ANKARA (ANKA) -Ankara'daki üniversitelerin öğretim üyeleri, Meclis'te CHP ve AKP'yi ziyaret ederek türbanla ilgili itirazlarını ve kaygılarını ilettiler. İktidarı üniversiteler üzerinden laik toplumsal düzeni hedef almakla suçlayan öğretim üyeleri, yaptıkları ortak açıklamada ilgili kesimleri toplumun esenliği için üniversitelerde türbanı serbest bırakma girişiminden vazgeçmeye çağırdılar.

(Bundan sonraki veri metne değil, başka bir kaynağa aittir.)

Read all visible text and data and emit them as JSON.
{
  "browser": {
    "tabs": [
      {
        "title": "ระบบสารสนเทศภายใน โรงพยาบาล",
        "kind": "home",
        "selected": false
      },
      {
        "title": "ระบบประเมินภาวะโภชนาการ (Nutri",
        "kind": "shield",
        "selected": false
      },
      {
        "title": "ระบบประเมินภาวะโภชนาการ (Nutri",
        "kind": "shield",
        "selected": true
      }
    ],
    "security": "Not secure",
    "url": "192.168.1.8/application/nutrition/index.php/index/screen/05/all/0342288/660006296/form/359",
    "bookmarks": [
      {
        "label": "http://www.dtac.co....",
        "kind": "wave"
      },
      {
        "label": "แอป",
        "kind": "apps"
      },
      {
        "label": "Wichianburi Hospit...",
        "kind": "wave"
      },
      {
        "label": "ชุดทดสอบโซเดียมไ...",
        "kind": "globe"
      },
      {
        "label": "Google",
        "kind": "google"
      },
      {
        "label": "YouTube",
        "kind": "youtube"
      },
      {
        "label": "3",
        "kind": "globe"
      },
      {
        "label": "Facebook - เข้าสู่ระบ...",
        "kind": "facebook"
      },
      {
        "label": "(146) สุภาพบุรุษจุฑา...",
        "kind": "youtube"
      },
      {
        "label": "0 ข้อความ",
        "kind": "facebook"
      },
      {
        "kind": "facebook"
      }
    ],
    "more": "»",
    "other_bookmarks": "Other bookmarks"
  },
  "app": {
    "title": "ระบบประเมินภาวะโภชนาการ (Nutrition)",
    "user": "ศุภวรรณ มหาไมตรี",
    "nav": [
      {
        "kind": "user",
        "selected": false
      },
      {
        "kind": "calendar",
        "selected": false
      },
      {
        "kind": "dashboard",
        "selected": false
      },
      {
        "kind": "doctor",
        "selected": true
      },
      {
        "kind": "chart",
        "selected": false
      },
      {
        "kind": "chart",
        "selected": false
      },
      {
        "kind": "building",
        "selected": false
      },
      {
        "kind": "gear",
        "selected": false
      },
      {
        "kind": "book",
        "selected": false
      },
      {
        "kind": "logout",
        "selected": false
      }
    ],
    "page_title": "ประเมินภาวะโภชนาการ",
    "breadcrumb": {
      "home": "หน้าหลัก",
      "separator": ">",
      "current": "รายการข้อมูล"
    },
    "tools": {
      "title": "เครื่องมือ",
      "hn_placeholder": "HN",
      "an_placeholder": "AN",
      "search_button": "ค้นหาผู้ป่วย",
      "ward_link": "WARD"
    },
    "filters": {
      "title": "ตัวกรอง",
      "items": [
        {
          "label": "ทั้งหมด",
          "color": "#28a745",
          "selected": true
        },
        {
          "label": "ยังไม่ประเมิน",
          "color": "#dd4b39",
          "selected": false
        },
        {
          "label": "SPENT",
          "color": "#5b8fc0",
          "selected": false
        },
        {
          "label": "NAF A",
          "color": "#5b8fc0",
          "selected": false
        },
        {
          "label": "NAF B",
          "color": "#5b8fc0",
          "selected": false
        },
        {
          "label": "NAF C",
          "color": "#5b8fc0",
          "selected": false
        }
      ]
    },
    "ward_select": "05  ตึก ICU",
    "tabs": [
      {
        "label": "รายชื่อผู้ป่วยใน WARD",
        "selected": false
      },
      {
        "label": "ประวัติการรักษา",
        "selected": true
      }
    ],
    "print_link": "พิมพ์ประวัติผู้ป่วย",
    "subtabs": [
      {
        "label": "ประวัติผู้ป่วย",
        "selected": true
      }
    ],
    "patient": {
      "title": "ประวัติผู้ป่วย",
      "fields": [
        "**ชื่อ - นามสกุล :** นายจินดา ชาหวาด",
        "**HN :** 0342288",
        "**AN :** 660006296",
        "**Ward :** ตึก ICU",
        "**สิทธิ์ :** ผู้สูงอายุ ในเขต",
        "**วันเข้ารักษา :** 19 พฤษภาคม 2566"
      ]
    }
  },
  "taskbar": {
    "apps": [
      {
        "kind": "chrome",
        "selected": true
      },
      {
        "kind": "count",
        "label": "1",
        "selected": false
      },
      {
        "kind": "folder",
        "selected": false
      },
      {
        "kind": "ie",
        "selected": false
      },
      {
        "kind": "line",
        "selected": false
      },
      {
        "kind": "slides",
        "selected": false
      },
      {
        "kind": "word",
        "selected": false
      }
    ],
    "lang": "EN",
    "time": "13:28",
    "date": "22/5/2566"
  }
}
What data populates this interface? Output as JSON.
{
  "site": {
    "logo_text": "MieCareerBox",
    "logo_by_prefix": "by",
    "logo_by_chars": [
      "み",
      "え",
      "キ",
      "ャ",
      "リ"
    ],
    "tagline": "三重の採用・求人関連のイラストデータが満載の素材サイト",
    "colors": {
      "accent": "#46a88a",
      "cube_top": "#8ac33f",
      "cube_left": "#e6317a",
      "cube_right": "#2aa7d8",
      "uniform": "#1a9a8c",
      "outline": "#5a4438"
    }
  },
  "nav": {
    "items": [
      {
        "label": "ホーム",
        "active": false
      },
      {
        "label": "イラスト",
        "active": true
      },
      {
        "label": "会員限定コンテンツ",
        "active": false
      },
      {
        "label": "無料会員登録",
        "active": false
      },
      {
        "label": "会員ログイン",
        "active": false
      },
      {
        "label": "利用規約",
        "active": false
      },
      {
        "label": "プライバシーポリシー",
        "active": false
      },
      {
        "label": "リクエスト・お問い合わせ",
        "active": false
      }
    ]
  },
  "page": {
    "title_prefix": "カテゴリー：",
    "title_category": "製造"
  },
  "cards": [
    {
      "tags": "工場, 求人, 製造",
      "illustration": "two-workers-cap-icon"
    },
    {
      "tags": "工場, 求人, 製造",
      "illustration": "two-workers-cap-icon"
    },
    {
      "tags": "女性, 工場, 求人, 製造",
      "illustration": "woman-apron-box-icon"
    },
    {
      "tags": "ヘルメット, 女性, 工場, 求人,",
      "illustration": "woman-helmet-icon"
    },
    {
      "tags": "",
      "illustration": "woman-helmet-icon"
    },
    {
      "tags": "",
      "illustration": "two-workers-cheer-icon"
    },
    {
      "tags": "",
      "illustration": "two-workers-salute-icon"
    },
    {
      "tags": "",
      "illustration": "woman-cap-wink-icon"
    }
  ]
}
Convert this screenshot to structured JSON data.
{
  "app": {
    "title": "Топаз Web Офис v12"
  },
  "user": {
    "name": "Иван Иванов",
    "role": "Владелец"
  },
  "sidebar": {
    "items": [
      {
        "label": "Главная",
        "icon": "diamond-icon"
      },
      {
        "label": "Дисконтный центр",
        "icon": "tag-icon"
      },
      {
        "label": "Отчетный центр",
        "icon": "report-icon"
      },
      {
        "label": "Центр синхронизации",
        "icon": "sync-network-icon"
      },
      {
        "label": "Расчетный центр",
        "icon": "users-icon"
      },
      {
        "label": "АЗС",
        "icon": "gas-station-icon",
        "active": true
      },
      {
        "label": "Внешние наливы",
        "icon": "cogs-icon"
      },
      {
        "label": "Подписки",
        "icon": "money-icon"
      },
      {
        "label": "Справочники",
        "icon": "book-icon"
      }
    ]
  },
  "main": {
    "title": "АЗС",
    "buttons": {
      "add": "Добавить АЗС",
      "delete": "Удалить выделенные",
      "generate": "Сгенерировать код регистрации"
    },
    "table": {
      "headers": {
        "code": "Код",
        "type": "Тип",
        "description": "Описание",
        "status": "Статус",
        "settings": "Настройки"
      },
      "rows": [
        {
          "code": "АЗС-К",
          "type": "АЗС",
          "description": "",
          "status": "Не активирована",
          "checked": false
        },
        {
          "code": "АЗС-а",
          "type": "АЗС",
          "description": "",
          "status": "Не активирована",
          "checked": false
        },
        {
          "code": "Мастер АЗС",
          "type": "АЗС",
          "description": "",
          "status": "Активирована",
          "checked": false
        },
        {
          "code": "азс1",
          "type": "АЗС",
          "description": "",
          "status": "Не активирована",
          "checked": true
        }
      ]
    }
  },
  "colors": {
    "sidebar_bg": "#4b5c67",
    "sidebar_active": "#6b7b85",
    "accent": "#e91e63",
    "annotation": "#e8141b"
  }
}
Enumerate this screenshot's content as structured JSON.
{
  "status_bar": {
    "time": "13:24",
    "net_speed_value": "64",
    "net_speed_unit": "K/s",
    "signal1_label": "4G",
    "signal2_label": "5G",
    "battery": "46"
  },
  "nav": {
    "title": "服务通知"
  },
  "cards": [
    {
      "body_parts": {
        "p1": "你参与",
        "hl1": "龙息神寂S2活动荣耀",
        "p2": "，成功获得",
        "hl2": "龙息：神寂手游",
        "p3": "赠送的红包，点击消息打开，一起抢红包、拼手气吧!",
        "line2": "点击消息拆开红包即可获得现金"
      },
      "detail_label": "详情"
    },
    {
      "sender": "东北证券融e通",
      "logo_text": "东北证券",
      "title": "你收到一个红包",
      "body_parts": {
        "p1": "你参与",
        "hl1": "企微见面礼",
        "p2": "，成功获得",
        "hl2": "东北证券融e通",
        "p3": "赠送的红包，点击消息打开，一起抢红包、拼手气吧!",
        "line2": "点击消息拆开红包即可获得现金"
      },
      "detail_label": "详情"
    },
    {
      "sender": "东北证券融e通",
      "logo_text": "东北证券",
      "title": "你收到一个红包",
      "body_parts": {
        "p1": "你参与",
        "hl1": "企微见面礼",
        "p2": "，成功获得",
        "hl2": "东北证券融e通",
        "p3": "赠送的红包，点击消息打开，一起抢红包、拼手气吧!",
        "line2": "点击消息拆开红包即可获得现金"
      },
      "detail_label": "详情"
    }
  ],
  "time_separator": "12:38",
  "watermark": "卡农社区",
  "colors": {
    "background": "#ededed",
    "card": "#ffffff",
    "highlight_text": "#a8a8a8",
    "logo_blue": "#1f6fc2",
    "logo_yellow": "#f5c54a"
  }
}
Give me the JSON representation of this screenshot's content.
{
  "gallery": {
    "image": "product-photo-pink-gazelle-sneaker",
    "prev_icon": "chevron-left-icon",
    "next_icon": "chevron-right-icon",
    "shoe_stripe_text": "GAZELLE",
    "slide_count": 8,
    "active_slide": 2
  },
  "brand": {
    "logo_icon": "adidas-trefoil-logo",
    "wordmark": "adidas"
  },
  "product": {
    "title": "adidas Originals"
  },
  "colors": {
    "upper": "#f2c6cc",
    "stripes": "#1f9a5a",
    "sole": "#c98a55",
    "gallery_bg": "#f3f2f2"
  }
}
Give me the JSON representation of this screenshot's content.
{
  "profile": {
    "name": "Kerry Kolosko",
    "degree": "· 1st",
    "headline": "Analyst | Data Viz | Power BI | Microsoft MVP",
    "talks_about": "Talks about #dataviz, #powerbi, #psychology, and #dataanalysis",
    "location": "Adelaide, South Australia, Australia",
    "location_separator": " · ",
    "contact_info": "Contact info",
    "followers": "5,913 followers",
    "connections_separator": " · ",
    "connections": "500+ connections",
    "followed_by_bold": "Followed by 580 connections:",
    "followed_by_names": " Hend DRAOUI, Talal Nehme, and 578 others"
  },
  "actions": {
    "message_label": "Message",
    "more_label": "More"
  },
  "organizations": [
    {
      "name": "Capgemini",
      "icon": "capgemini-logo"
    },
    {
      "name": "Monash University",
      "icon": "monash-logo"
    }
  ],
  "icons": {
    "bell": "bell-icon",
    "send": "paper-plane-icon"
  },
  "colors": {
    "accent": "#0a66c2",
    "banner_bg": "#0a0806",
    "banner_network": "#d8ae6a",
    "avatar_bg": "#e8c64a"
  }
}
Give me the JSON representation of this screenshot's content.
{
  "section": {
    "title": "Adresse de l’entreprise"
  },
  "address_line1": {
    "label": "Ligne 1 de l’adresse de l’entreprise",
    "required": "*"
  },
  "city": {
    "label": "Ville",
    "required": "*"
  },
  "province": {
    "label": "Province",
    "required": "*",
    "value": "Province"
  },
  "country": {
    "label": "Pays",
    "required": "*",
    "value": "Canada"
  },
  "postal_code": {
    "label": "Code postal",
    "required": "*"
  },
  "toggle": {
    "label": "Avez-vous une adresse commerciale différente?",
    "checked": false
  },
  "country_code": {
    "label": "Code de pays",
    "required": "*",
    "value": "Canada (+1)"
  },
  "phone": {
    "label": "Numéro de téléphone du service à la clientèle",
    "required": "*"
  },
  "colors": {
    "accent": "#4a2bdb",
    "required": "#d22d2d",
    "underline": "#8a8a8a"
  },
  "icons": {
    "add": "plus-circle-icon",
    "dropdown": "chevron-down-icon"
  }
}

Türban tartışmaları devam ederken, Ankara'daki çeşitli üniversitelerden öğretim üyeleri de Meclis'te CHP ve AKP'yi ziyaret etti. Ortadoğu Öğretim Elemanları Derneği, Tüm Öğretim Elemanları Derneği ve Gazi Üniversitesi Öğretim Üyeleri Derneği üyesi öğretim üyeleri ilk olarak CHP Grup Başkanvekilleri Kemal Anadol, Hakkı Süha Okay ve CHP'nin öğretim üyesi kökenli milletvekilleri ile görüştü. Heyetin kalabalık olması nedeniyle Meclis Plan ve Bütçe Komisyonu'nda gerçekleşen görüşmede, öğretim üyelerinin türbana yönelik tepkilerini ortaya koyduğu bildiriyi, Tüm Öğretim Elemanları Derneği Genel Sekreteri Suay Karaman okudu.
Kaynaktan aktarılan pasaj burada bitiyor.